Loss data, the output of the models, can then be queried to arrive at a wide variety of metrics, including:

**Exceedance Probability (EP):**EP is the probability that a loss will exceed a certain amount in a year. It is displayed as a curve, to illustrate the probability of exceeding a range of losses, with the losses (often in millions) running along the X-axis, and the exceedance probability running along the Y-axis.

**Return Period Loss:**Return periods provide another way to express exceedance probability. Rather than describing the probability of exceeding a given amount in a*single*year, return periods describe how*many*years might pass between times when such an amount might be exceeded. For example, a .4% probability of exceeding a loss amount in a year corresponds to a probability of exceeding that loss once every 250 years, or “a 250-year return period loss.”

**Annual Average Loss (AAL):**AAL is the average loss of all modeled events, weighted by their probability of annual occurrence. In an EP curve, AAL corresponds to the area underneath the curve, or the average expected losses that do not exceed the norm. Because of this, the AAL of two EP curves can be compared visually. AAL is additive, so it can be calculated based on a single damage curve, a group of damage curves, or the entire event set for a sub-peril or peril. It also provides a useful, normalized metric for comparing the risks of two or more perils, despite the fact that peril hazards are quantified using different metrics.

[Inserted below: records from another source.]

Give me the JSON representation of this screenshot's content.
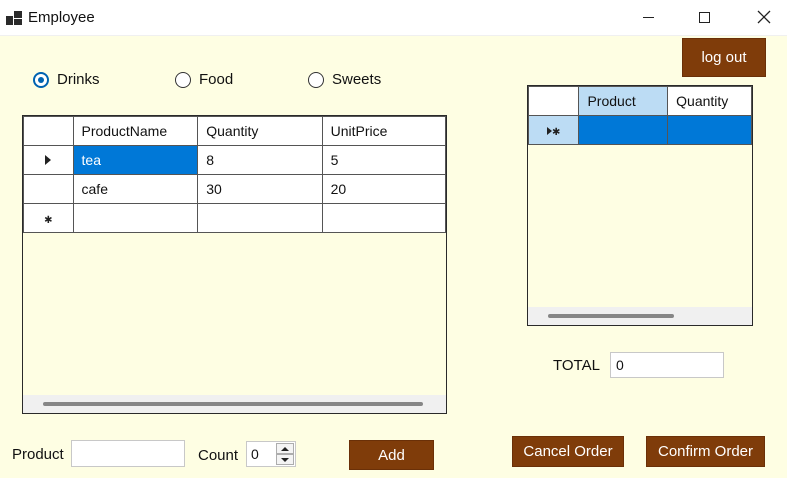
{
  "window": {
    "title": "Employee",
    "icon": "app-window-icon"
  },
  "logout_label": "log out",
  "categories": [
    {
      "label": "Drinks",
      "checked": true
    },
    {
      "label": "Food",
      "checked": false
    },
    {
      "label": "Sweets",
      "checked": false
    }
  ],
  "products_grid": {
    "columns": [
      "ProductName",
      "Quantity",
      "UnitPrice"
    ],
    "rows": [
      {
        "ProductName": "tea",
        "Quantity": "8",
        "UnitPrice": "5"
      },
      {
        "ProductName": "cafe",
        "Quantity": "30",
        "UnitPrice": "20"
      }
    ],
    "selected_row": 0
  },
  "order_grid": {
    "columns": [
      "Product",
      "Quantity"
    ]
  },
  "total": {
    "label": "TOTAL",
    "value": "0"
  },
  "product_field": {
    "label": "Product",
    "value": ""
  },
  "count_field": {
    "label": "Count",
    "value": "0"
  },
  "buttons": {
    "add": "Add",
    "cancel_order": "Cancel Order",
    "confirm_order": "Confirm Order"
  },
  "colors": {
    "background": "#fefee3",
    "button_brown": "#7f3c0a",
    "selection_blue": "#0078d7",
    "header_highlight": "#bcdcf4"
  }
}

**Coefficient of Variation (CV):**The CV measures the size, or degree of variation, of each set of damage outcomes estimated in the vulnerability module. This is important because damage estimates with high variation, and therefore a high CV, will be more volatile than an estimate with a low CV. More often than not, a property will “behave” unexpectedly in the face of a given peril, if the property’s characteristics were modeled with high volatility data versus a data set with more predictable variation. Mathematically, the CV is the ratio of the standard deviation of the losses (or the “breadth” of variation in a set of possible damage outcomes) over the mean (or average) of the possible losses.

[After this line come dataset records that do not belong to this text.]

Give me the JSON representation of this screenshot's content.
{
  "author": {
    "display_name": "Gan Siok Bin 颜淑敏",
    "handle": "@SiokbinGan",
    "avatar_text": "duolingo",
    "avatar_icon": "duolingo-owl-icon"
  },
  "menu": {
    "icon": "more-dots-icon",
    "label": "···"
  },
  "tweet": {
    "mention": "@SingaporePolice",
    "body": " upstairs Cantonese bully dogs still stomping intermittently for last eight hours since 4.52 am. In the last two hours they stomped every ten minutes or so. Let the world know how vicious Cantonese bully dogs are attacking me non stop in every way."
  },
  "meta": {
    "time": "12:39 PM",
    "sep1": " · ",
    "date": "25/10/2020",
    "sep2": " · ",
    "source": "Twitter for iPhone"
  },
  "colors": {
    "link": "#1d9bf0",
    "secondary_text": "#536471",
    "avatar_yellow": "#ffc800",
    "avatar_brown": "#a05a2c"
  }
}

Catastrophe modeling is just one important component of a risk management strategy. Analysts use a blend of information to get the most complete picture possible so that insurance companies can determine how much loss they could sustain over a period of time, how to price products to balance market needs and potential costs, and how much risk they should transfer to reinsurance companies.

Catastrophe modeling allows the world to predict and mitigate damage resulting from the events. As models improve, so hopefully will our ability to face these catastrophes and minimize the negative effects in an efficient and less costly way.